Are tensors a sufficient DSL?

In practice, most people would compute \(E\) something like:

double e = 0.0;
for(auto i = 0; i < N; ++i){
    auto dr = r[i] - r0[i];
    e+= k[i] * dr * dr;
}
return 0.5 * e;

That is they’d use a for-loop. Why? Consider pseudo code for the tensor-based version:

Tensor dr, dr2, e;
dr("i")  = r("i") - r0("i");
dr2("i") = dr("i") * dr("i");
e = 0.5 * k("i") * dr2("i");

Ignoring compiler optimizations, and taking the code at face value the operation counts are the same for each algorithm (\(N\) subtractions, \(N\) squares, and an \(N\)-element dot-product). The primary difference is that the tensor version stores two additional \(N\)-element vectors (the displacements and the square of the displacements). While not strictly inferrable from the code presented here, assuming r, r0, and k are something akin to a double *, it is also quite likely that the compiler will be able to better optimize the loop-based version.

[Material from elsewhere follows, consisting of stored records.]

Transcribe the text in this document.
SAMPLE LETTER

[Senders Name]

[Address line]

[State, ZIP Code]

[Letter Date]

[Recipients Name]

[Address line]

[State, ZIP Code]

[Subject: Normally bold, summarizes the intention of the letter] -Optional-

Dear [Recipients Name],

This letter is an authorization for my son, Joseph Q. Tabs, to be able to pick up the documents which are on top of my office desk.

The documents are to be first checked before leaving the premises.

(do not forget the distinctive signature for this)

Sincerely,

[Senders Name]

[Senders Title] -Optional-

So if the for-loop produces better overall code, why would we want the DSL version? The short answer is the for-loop based version is not optimal in all situations. By using the DSL, we can express our intent while punting the optimizations to the backend. This is because, using modern object-oriented programming techniques, there is a disconnect between the apparent API and how things are actually implemented. Point being, just because the tensor DSL code looks like it has extra memory usage doesn’t mean it really does (simple reference counting techniques could identify dr and dr2 as intermediates). Furthermore it’s entirely possible that, as written, the implementation underlying the tensor DSL is parallelized and/or GPU accelerated. The loop-based version is, however, not parallelized, and would need to be rewritten for threading and or process parallelization. This can potentially be a lot of work if multiple loop-based implementations need to be rewritten.

Why TensorWrapper?

In short, there’s no tensor library out there (that we can find) that really strives to achieve the full-featured DSL we want. While a number of tensor libraries have a DSL, the libraries assume you’re willing to drop out of the DSL for more complicated optimizations. In practice, these are precisely the optimizations we are interested in.